The DEMOGRAPHY-STATISTICS-INFORMATION TECHNOLOGY Letter
#6 Jun 2013 Download PDF
INTERPOLATION is a way of filling in a series of given values with "in between" values.
Point interpolation fills in points between a series of given points. Given numbers of life table survivors at ages 1, 5 and 10, for example, values for ages 2, 3 and 4 and 6, 7, 8 and 9 may be required.
Group interpolation breaks down grouped data on a continuous variable into smaller constituent groups. Given a population age distribution in five year age groups, numbers for single years of age may be required.
Demographers have traditionally used polynomial interpolation methods, but these have several disadvantages.
Shryock and Siegel present an example in their old but classic and still useful compendium (see the RESOURCES section below). They observe that “In census or survey counts of population by 5-year age groups there may be a large drop from one age group to the next, followed by a much smaller drop”. The text then displays the following uncaptioned plot.
Shryock and Siegel example of polynomial interpolation breakdown
The interpolation breaks down because nothing in the data suggests the fall-rise-fall pattern in the interpolated values. The pattern is an artifact of the interpolation procedure.
I have developed a new approach to interpolation based on the idea of "minimum roughness". It has several advantages over traditional methods. In particular, it gives satisfactory results for observed data for which polynomial methods break down, as shown in Figure 2.
Minimum roughness interpolation applied to Shryock and Siegel example
The superiority of the interpolated points in Figure 2 is immediately evident.
The same problem may occur with point interpolation. The solid dots in Figure 3 below show mid-year population of persons aged 0-4 at 5 year intervals for 1965 through 1990 for Sri Lanka, as estimated by the United Nations Population Division. The hollow circles show the result of fifth degree polynomial interpolation.
Polynomial point interpolation
Figure 4 below shows minimum roughness interpolation applied to the same given points. The difference between Figures 3 and 4 is not as dramatic as between Figures 1 and 2, but we will probably prefer the minimum roughness interpolated values for the more sensible pattern of interpolated points between 1965 and 1975.

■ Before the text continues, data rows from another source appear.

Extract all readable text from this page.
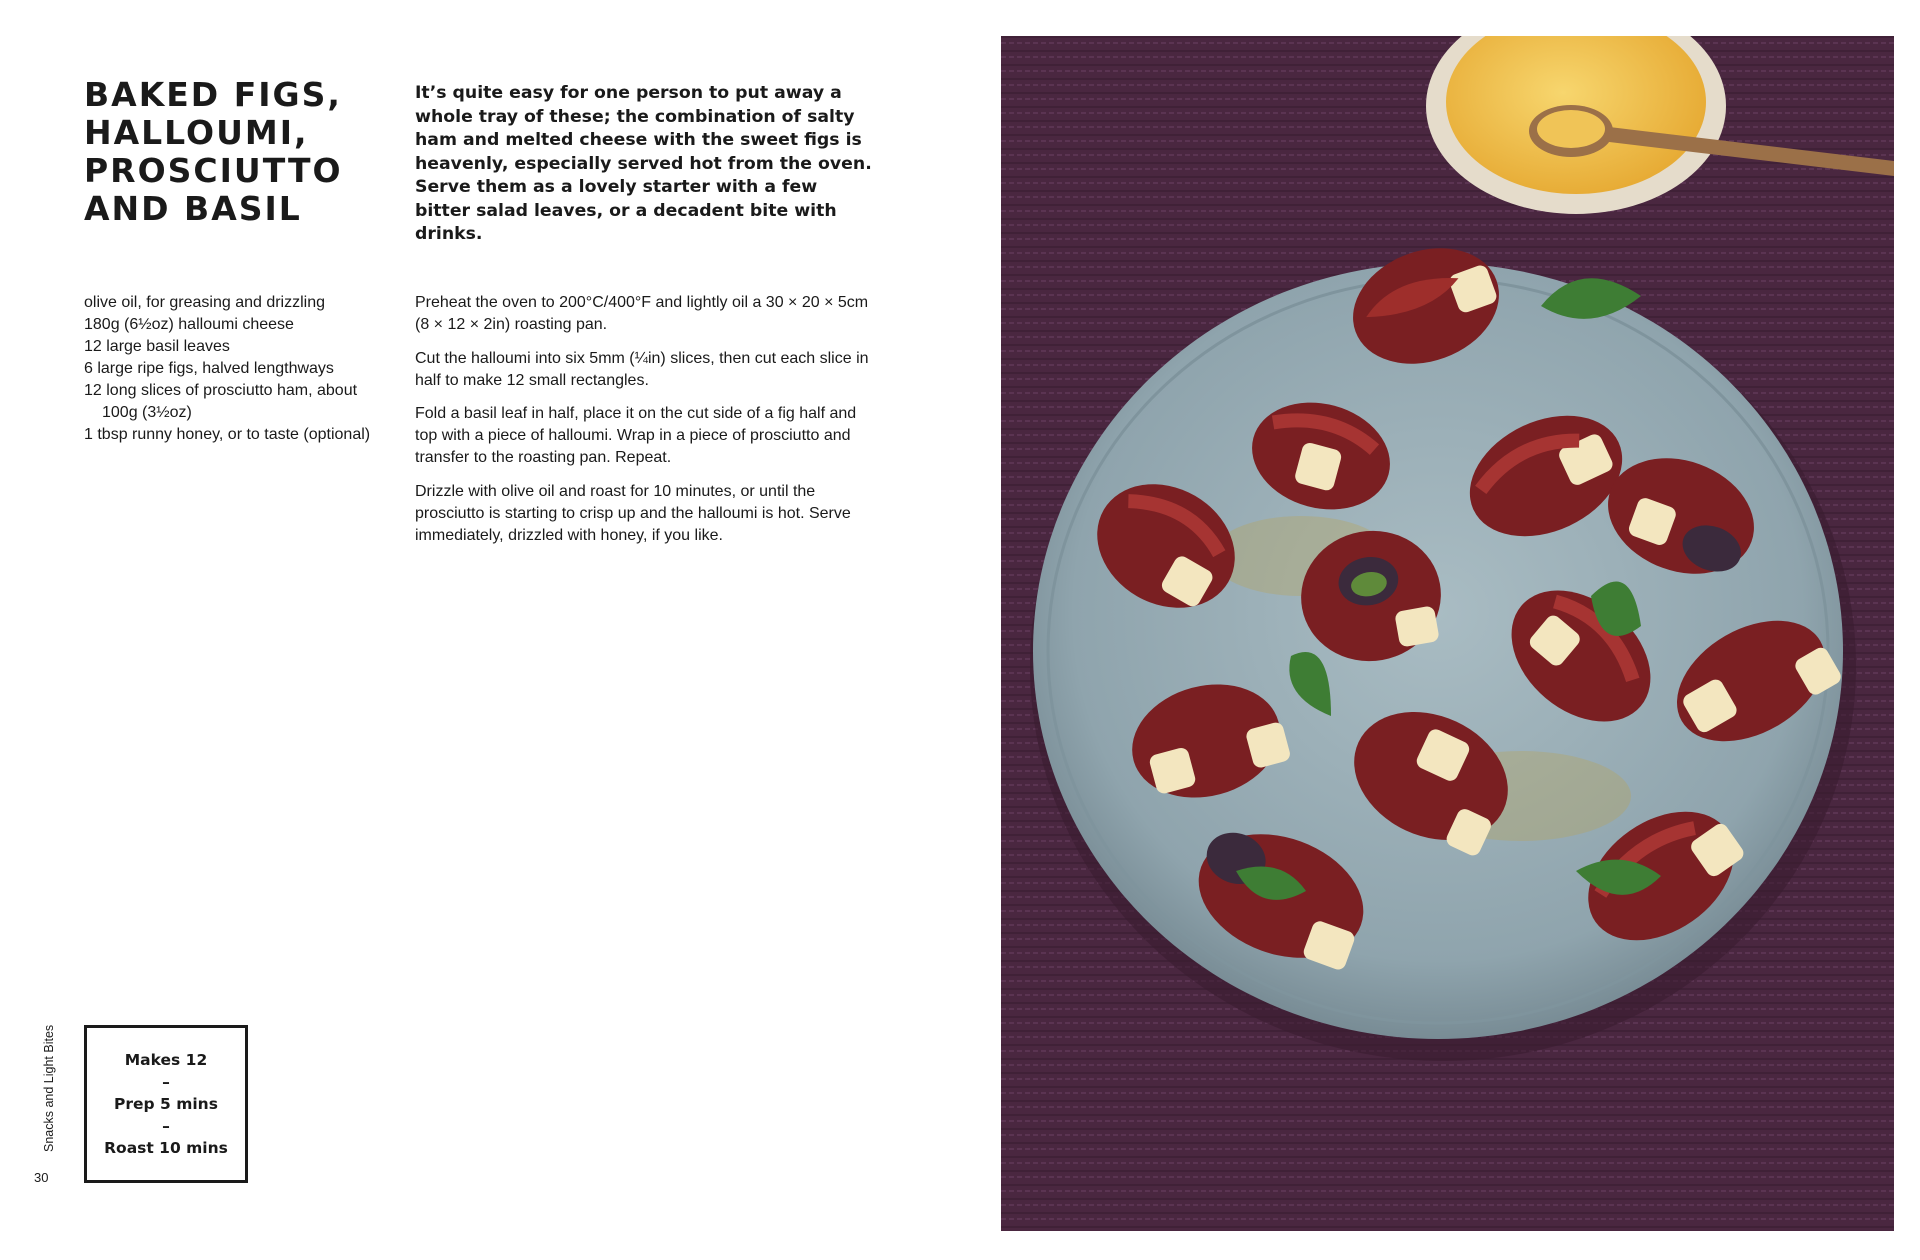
BAKED FIGS,
HALLOUMI,
PROSCIUTTO
AND BASIL

It’s quite easy for one person to put away a whole tray of these; the combination of salty ham and melted cheese with the sweet figs is heavenly, especially served hot from the oven. Serve them as a lovely starter with a few bitter salad leaves, or a decadent bite with drinks.

olive oil, for greasing and drizzling
180g (6½oz) halloumi cheese
12 large basil leaves
6 large ripe figs, halved lengthways
12 long slices of prosciutto ham, about 100g (3½oz)
1 tbsp runny honey, or to taste (optional)

Preheat the oven to 200°C/400°F and lightly oil a 30 × 20 × 5cm (8 × 12 × 2in) roasting pan.

Cut the halloumi into six 5mm (¼in) slices, then cut each slice in half to make 12 small rectangles.

Fold a basil leaf in half, place it on the cut side of a fig half and top with a piece of halloumi. Wrap in a piece of prosciutto and transfer to the roasting pan. Repeat.

Drizzle with olive oil and roast for 10 minutes, or until the prosciutto is starting to crisp up and the halloumi is hot. Serve immediately, drizzled with honey, if you like.

Makes 12
–
Prep 5 mins
–
Roast 10 mins
Snacks and Light Bites
30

Minimum roughness point interpolation
How does minimum roughness interpolation work? We don't need any special mathematical prowess, only a bit of experience using formulas in spreadsheets and the Excel SOLVER Add-In or an equivalent facility.
We begin with the idea that the interpolated points together with the given points should form as smooth a curve as the given points allow. To get smoothness, we define a measure of “roughness” and then chose interpolated values to minimize this measure of roughness.

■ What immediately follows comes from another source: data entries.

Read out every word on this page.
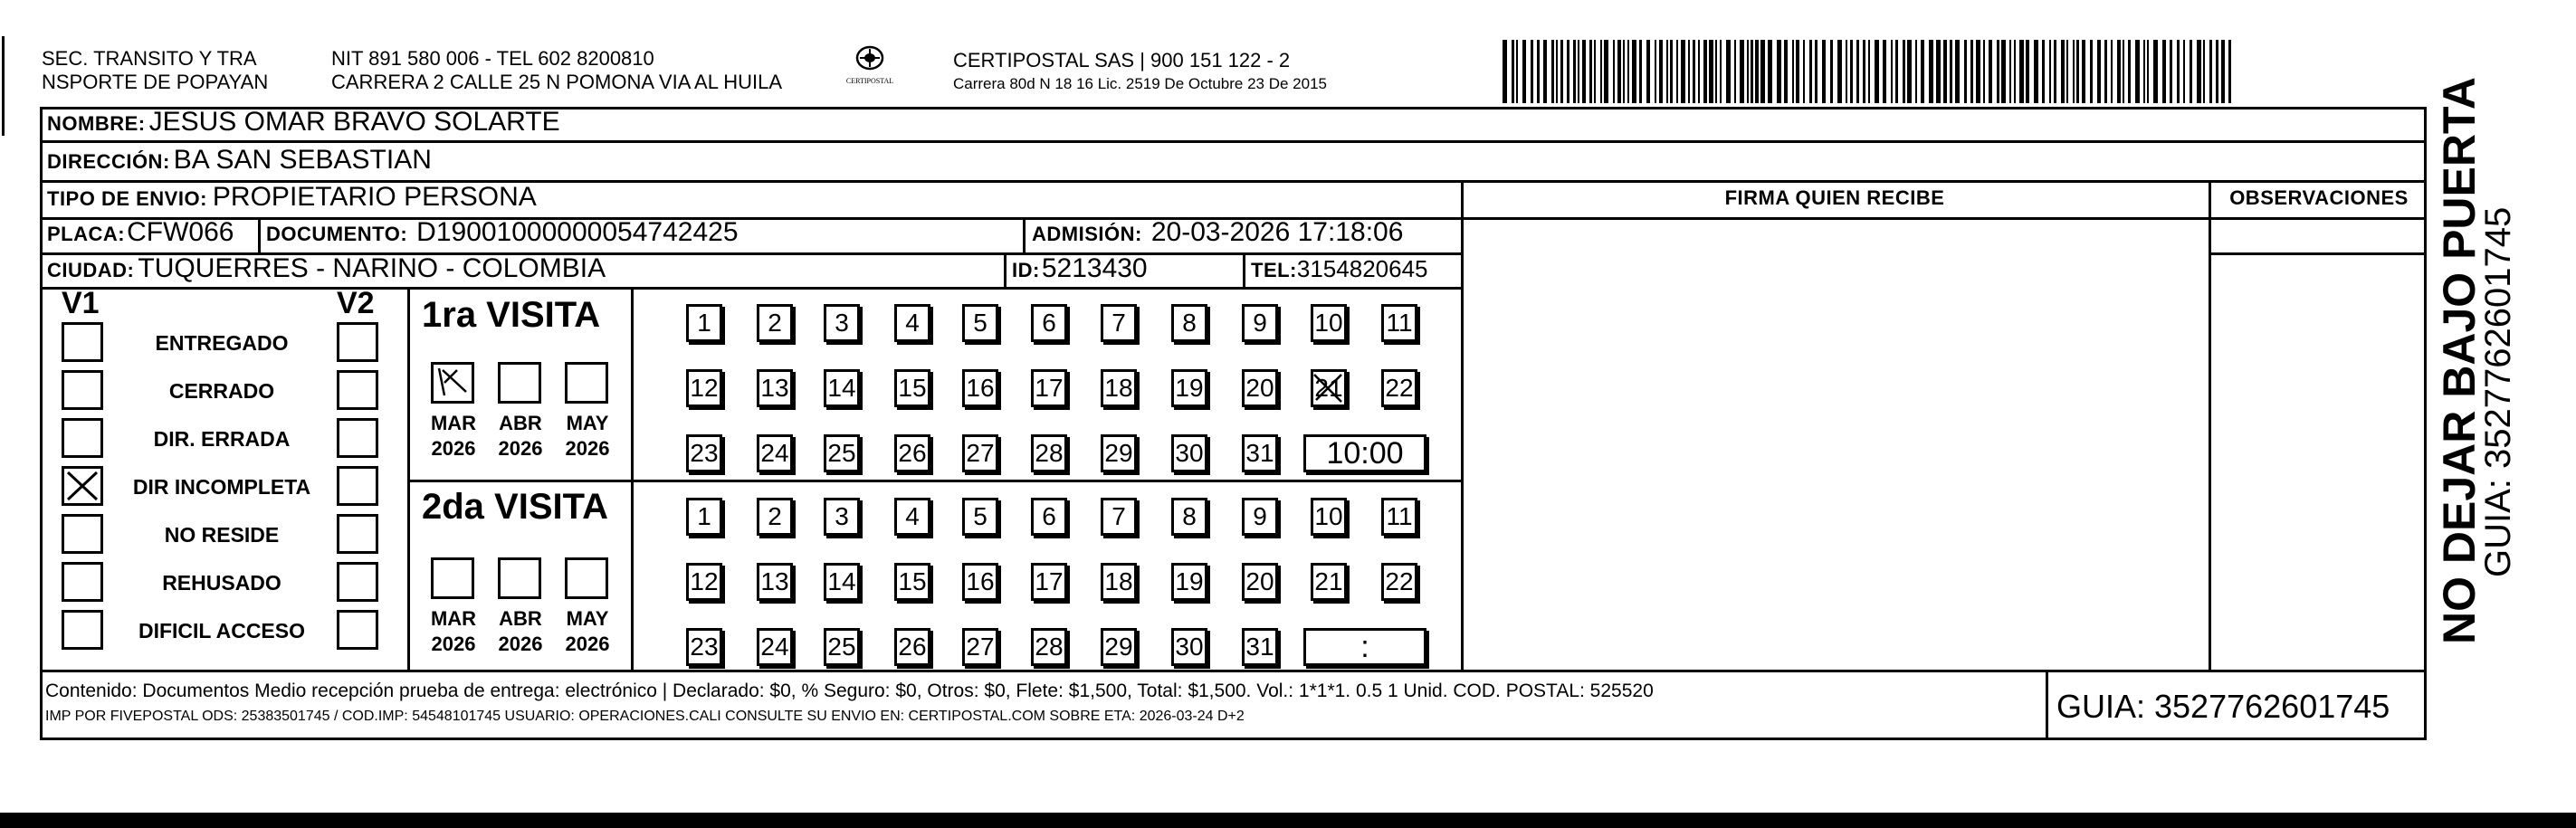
SEC. TRANSITO Y TRA
NSPORTE DE POPAYAN
NIT 891 580 006 - TEL 602 8200810
CARRERA 2 CALLE 25 N POMONA VIA AL HUILA	CERTIPOSTAL
CERTIPOSTAL SAS | 900 151 122 - 2
Carrera 80d N 18 16 Lic. 2519 De Octubre 23 De 2015
NOMBRE: JESUS OMAR BRAVO SOLARTE
DIRECCIÓN: BA SAN SEBASTIAN
TIPO DE ENVIO: PROPIETARIO PERSONA	FIRMA QUIEN RECIBE	OBSERVACIONES
PLACA: CFW066 DOCUMENTO: D19001000000054742425	ADMISIÓN: 20-03-2026 17:18:06
CIUDAD: TUQUERRES - NARINO - COLOMBIA	ID: 5213430	TEL: 3154820645
V1	V2
ENTREGADO
CERRADO
DIR. ERRADA
DIR INCOMPLETA
NO RESIDE
REHUSADO
DIFICIL ACCESO
1ra VISITA
2da VISITA
1 2 3 4 5 6 7 8 9 10 11
12 13 14 15 16 17 18 19 20 21 22
23 24 25 26 27 28 29 30 31 10:00
1 2 3 4 5 6 7 8 9 10 11
12 13 14 15 16 17 18 19 20 21 22
23 24 25 26 27 28 29 30 31	:
MAR
2026
ABR
2026
MAY
2026
MAR
2026
ABR
2026
MAY
2026	NO DEJAR BAJO PUERTA
GUIA: 3527762601745
Contenido: Documentos Medio recepción prueba de entrega: electrónico | Declarado: $0, % Seguro: $0, Otros: $0, Flete: $1,500, Total: $1,500. Vol.: 1*1*1. 0.5 1 Unid. COD. POSTAL: 525520
IMP POR FIVEPOSTAL ODS: 25383501745 / COD.IMP: 54548101745 USUARIO: OPERACIONES.CALI CONSULTE SU ENVIO EN: CERTIPOSTAL.COM SOBRE ETA: 2026-03-24 D+2	GUIA: 3527762601745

Given a series of points at one year intervals of age or time, calculate the following for each point except the first and the last.
Now sum these squared differences. The result is a measure of roughness.

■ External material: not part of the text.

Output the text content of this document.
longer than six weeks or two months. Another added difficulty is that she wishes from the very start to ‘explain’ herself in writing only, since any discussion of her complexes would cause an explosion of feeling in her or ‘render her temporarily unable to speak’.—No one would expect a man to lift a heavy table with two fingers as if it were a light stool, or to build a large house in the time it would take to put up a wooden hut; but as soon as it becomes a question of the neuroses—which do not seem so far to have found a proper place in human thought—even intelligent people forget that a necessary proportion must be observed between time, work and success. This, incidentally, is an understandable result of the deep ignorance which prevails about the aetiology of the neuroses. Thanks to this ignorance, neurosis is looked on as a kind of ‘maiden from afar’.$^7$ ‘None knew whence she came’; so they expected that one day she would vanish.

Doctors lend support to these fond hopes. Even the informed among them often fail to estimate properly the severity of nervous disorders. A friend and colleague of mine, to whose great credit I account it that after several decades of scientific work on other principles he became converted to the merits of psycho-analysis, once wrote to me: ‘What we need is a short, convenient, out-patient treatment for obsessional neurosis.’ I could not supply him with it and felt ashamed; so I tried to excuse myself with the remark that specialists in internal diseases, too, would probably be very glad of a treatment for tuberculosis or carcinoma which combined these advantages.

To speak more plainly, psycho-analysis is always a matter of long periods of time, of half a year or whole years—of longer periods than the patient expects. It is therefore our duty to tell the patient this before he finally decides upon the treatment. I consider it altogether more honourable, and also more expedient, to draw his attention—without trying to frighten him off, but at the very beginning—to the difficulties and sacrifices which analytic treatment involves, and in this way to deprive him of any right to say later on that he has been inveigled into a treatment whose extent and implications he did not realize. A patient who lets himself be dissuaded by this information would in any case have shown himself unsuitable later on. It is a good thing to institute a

To find interpolated values, follow these steps.
For point interpolation, the initial values between two given points may be set equal to the value of the first point. For group interpolation they may be set to the number in the given group divided by the number of constituent groups to be interpolated.
For group interpolation, constraints should be used to ensure that the sum of the interpolated values for each group equals the given number in the group. Constraints may also be used for point interpolation to ensure, for example, monotonicity of interpolated values where this is appropriate.
Minimum roughness interpolation has several advantages.
Why wasn't minimum roughness interpolation invented long ago? One obvious answer is that calculating the interpolated values in Figure 4 requires numerical minimization of a function of 20 variables. This took less than one second on my modest laptop computer, but 40 years ago, when Shryock and Siegel was first published, very few people had access to this kind of computing power.
Minimum roughness methods do have the disadvantage that the numerical minimization algorithm may fail to converge. Often this is easily fixed by tinkering with the goodness of fit measure, usually nothing more than multiplying differences by a multiple of ten before squaring. But it is possible one will hit a dead end. Another limitation is that problems involving larger numbers of parameters may choke SOLVER—for now.
A final caveat applies to all interpolation methods. We use them because the data don't provide as much information as we would like. We can use interpolation to supply what is missing, but the accuracy of the interpolated values is uncertain. There is no Taylor Remainder Theorem for demographic data!
Shryock and Siegel Volume 2 (1973) is available on Google Books. Follow the link and search the authors names. The plot shown above appears in Chapter 22 on page 701.
Readers familiar with Excel and the SOLVER tool (not installed by default) may download and study minimum-roughness-group-interpolation.xls, which illustrates the implementation of group interpolation, and minimum-roughness-point-interpolation.xls.